Be careful with that Burn-up chart!

This blog series will explain how choice of metrics can help a team in mind shifting from resource utilization towards flow orientation.

The first part is a “lessons learned” story, illustrating why it is a bad idea to focus too much on the burn-up chart.

What we did

The story is that we gathered the team for a Root Cause Analysis. We had opportunity to talk about how to improve our low throughput. From looking at the burn-up chart, showing delivered stories each week, we could see that in the latest three weeks there were not very much delivered.

Burn up, showing weekly throughput of user stories

Burn up, showing weekly throughput of user stories

In addition we looked at a column diagram of fixed bugs. These columns hits the roof over the same iterations. This pattern occurs each time when the company enters the big integration test phase.
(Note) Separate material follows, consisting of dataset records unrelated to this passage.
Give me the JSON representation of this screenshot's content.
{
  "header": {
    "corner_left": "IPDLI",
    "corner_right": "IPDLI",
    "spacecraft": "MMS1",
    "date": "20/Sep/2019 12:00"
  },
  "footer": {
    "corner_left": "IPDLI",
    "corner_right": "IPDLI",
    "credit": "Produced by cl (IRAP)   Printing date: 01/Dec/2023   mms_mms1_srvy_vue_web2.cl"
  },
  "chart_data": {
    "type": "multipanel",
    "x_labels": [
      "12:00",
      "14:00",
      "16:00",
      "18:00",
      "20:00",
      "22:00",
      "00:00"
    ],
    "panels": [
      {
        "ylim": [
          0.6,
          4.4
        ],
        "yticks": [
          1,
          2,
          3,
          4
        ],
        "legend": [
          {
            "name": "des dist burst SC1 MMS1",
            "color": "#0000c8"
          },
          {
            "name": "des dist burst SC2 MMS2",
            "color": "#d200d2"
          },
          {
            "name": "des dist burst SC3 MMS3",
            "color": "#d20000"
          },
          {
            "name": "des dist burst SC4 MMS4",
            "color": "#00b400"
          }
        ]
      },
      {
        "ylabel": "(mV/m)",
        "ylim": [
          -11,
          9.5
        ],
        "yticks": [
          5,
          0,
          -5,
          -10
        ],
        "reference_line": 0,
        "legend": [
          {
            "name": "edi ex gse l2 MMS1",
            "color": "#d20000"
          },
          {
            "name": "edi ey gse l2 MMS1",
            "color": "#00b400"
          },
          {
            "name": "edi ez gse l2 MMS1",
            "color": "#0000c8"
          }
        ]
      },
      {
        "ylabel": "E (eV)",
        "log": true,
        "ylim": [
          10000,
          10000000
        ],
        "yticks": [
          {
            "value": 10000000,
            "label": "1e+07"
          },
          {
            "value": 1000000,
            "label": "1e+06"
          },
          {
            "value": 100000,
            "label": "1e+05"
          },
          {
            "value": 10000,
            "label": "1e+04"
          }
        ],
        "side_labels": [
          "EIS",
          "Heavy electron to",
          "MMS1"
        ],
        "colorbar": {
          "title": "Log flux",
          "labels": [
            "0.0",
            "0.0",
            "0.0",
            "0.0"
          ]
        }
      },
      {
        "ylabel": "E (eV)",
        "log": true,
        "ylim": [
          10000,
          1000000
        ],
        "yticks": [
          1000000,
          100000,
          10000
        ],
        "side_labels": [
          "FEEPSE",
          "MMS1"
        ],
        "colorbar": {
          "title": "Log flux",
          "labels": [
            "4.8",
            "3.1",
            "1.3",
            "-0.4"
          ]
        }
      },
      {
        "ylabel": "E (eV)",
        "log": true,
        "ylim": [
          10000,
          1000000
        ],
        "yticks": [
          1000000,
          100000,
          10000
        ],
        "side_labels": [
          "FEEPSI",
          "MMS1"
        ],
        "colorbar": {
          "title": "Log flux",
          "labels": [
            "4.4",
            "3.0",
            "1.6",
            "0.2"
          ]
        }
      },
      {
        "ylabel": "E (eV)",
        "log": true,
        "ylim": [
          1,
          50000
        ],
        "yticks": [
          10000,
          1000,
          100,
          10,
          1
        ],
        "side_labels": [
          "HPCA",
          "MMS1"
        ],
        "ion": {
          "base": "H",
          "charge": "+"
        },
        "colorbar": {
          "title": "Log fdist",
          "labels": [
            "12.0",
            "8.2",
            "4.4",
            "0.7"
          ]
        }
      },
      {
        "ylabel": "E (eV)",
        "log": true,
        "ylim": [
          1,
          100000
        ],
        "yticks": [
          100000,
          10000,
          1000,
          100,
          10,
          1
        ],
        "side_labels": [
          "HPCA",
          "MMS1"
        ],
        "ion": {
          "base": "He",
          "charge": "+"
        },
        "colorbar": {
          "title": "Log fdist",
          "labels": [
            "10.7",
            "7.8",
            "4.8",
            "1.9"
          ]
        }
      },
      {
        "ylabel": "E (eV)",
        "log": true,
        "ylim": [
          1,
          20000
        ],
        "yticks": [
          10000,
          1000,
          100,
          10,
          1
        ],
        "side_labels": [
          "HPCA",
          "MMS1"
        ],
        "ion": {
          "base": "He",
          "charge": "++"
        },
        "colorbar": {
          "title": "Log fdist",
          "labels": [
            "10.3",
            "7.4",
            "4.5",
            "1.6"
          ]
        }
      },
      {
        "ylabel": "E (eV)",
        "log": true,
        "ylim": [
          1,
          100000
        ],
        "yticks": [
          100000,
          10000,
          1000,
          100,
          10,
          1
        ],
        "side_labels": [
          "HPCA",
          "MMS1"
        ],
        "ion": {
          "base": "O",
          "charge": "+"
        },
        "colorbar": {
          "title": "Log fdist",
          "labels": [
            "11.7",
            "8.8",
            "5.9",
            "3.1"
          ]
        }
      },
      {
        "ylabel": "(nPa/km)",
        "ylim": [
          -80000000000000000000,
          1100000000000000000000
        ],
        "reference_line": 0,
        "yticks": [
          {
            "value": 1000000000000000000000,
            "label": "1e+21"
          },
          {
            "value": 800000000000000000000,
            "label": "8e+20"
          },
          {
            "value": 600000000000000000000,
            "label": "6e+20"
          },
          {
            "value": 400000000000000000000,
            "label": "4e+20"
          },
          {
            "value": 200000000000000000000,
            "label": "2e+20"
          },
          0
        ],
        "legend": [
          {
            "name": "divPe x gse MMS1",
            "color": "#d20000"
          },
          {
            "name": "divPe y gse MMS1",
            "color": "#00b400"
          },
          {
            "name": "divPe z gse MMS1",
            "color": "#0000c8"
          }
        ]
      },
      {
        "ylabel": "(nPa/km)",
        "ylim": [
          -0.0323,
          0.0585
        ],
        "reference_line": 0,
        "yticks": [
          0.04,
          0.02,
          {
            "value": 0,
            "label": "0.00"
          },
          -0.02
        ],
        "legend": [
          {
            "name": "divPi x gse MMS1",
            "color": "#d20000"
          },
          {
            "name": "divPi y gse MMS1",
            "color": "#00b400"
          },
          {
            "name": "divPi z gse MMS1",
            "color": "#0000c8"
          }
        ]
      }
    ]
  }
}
Visualisation of correlation between nbr of closed defects and closed user stories

Visualisation of correlation between nbr of closed defects and closed user stories

Starting it wrong with bad formulation of the problem

Me, the team coach, formulated the problem from topmost perspective. I said:

– As we see, throughput of stories has gone down. Let’s talk about this. To start with, is it a problem really?

The reply from team was

– No, I do not think there is a problem. There were some really big bugs and there were some people away these weeks. It is not strange that throughput goes down.

Then there were discussions about the graphs (that the team had not chosen themselves). The team was uncomfortable with that graphs were not showing how much effort was actually put down, and that the graphs did not show the sizes of defects. In addition, the burn up did not say anything about how many people were at work.
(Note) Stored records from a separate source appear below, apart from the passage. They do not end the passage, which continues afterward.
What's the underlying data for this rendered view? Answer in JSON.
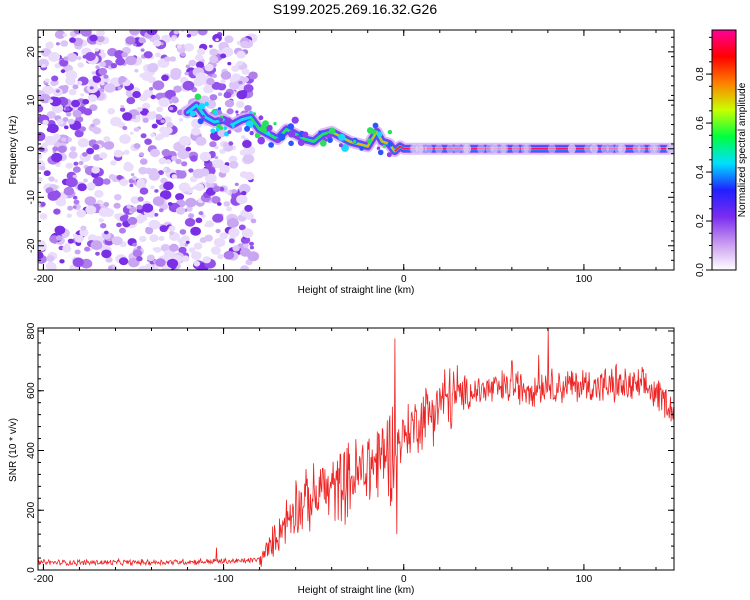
{
  "title": "S199.2025.269.16.32.G26",
  "chart_data": [
    {
      "type": "heatmap",
      "name": "spectrogram",
      "xlabel": "Height of straight line (km)",
      "ylabel": "Frequency (Hz)",
      "xlim": [
        -203,
        150
      ],
      "ylim": [
        -25,
        24.5
      ],
      "xticks": [
        -200,
        -100,
        0,
        100
      ],
      "yticks": [
        -20,
        -10,
        0,
        10,
        20
      ],
      "noise_region_x": [
        -203,
        -83
      ],
      "carrier_track": [
        {
          "x": -120,
          "y": 7.5
        },
        {
          "x": -115,
          "y": 9
        },
        {
          "x": -110,
          "y": 6.5
        },
        {
          "x": -105,
          "y": 5.5
        },
        {
          "x": -100,
          "y": 6
        },
        {
          "x": -95,
          "y": 5
        },
        {
          "x": -90,
          "y": 6
        },
        {
          "x": -85,
          "y": 6.5
        },
        {
          "x": -80,
          "y": 4
        },
        {
          "x": -75,
          "y": 3
        },
        {
          "x": -70,
          "y": 2
        },
        {
          "x": -65,
          "y": 4
        },
        {
          "x": -60,
          "y": 3
        },
        {
          "x": -55,
          "y": 2
        },
        {
          "x": -50,
          "y": 1.5
        },
        {
          "x": -45,
          "y": 3
        },
        {
          "x": -40,
          "y": 3.5
        },
        {
          "x": -35,
          "y": 2.5
        },
        {
          "x": -30,
          "y": 1.5
        },
        {
          "x": -25,
          "y": 1
        },
        {
          "x": -20,
          "y": 0.5
        },
        {
          "x": -15,
          "y": 3.5
        },
        {
          "x": -12,
          "y": 1.5
        },
        {
          "x": -8,
          "y": 1
        },
        {
          "x": -5,
          "y": -0.5
        },
        {
          "x": -2,
          "y": 0.5
        },
        {
          "x": 0,
          "y": 0
        },
        {
          "x": 150,
          "y": 0
        }
      ],
      "colorbar": {
        "label": "Normalized spectral amplitude",
        "ticks": [
          "0.0",
          "0.2",
          "0.4",
          "0.6",
          "0.8"
        ],
        "colors": [
          "#ffffff",
          "#c99af0",
          "#7b2cf0",
          "#2020ff",
          "#00e0ff",
          "#00ff40",
          "#c8ff00",
          "#ff8000",
          "#ff0000",
          "#ff0099"
        ]
      }
    },
    {
      "type": "line",
      "name": "snr",
      "xlabel": "Height of straight line (km)",
      "ylabel": "SNR (10 * v/v)",
      "xlim": [
        -203,
        150
      ],
      "ylim": [
        0,
        810
      ],
      "xticks": [
        -200,
        -100,
        0,
        100
      ],
      "yticks": [
        0,
        200,
        400,
        600,
        800
      ],
      "color": "#ee2222",
      "series": [
        {
          "x": -203,
          "y": 25
        },
        {
          "x": -150,
          "y": 25
        },
        {
          "x": -110,
          "y": 28
        },
        {
          "x": -90,
          "y": 30
        },
        {
          "x": -80,
          "y": 35
        },
        {
          "x": -75,
          "y": 70
        },
        {
          "x": -70,
          "y": 120
        },
        {
          "x": -65,
          "y": 170
        },
        {
          "x": -60,
          "y": 210
        },
        {
          "x": -50,
          "y": 240
        },
        {
          "x": -40,
          "y": 270
        },
        {
          "x": -30,
          "y": 300
        },
        {
          "x": -20,
          "y": 340
        },
        {
          "x": -12,
          "y": 380
        },
        {
          "x": -8,
          "y": 400
        },
        {
          "x": -5,
          "y": 420
        },
        {
          "x": 0,
          "y": 450
        },
        {
          "x": 10,
          "y": 510
        },
        {
          "x": 20,
          "y": 560
        },
        {
          "x": 30,
          "y": 585
        },
        {
          "x": 40,
          "y": 600
        },
        {
          "x": 60,
          "y": 610
        },
        {
          "x": 80,
          "y": 615
        },
        {
          "x": 100,
          "y": 618
        },
        {
          "x": 120,
          "y": 615
        },
        {
          "x": 135,
          "y": 610
        },
        {
          "x": 145,
          "y": 570
        },
        {
          "x": 150,
          "y": 530
        }
      ],
      "spikes": [
        {
          "x": -5,
          "y": 775
        },
        {
          "x": -4,
          "y": 120
        },
        {
          "x": 80,
          "y": 810
        },
        {
          "x": 75,
          "y": 720
        },
        {
          "x": 60,
          "y": 700
        },
        {
          "x": 118,
          "y": 690
        },
        {
          "x": -20,
          "y": 430
        },
        {
          "x": -33,
          "y": 395
        },
        {
          "x": -45,
          "y": 340
        },
        {
          "x": -60,
          "y": 300
        },
        {
          "x": -104,
          "y": 75
        }
      ]
    }
  ]
}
I had assumed that it would be clear from the column diagram that we did lots of work but with wrong things. The reason for low throughput was very clear for me, that we had almost completely worked with incidents and bugs. However, I did not hear any comment about that. Not even when I directly asked about it I got any reactions. Focus was instead on the throughput, and what was not shown in the burn-up graph. Now, given how the problem was formulated this is not very surprising, right?
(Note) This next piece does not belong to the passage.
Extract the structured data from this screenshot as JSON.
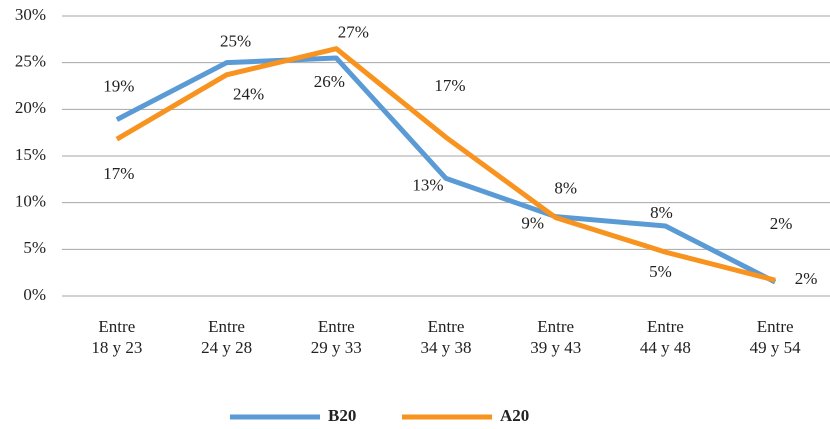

What the problem formulation led us into

It was suggested that we should improve estimates on defects, so that we could visualize clearer what was done in the iteration. To manage this, we introduced shirt-sizes S, M and L. We could use the three clusters on the histogram as reference; S corresponds to cluster around 1 day, M is cluster around 6 days and L is cluster around 10.5 days.


Distribution of cycle times for defects

But wait a second here… Defects are re-work! We would be better off if they were not occuring in the first place. Instead of aiming at reducing waste (defects), we ended up with doing more wasteful work with estimates for the defects.

Let me say that again: Because we focused on throughput from the team (resource utilization), we ended up with adding non-value-adding time to our waste of re-work. #fail 🙂

Summarizing the meeting

We did not manage the RCA exercise, we lost track of the flow principles and we added more waste to our process. I closed the meeting, summarized the results and said “We need to meet again”.

Lesson learnt

I think we got on wrong track already from start, because of the visualization of the burn-up chart. Maybe, if I had instead visualized delivered stories vs incidents and bugs, the discussion could have been more driven towards removing waste.

Next meeting (and blog)

On next meeting we will bring some value-added-time graphs and put up a question formulated in a bit more guiding way:

– How can we improve value-added-time ratio?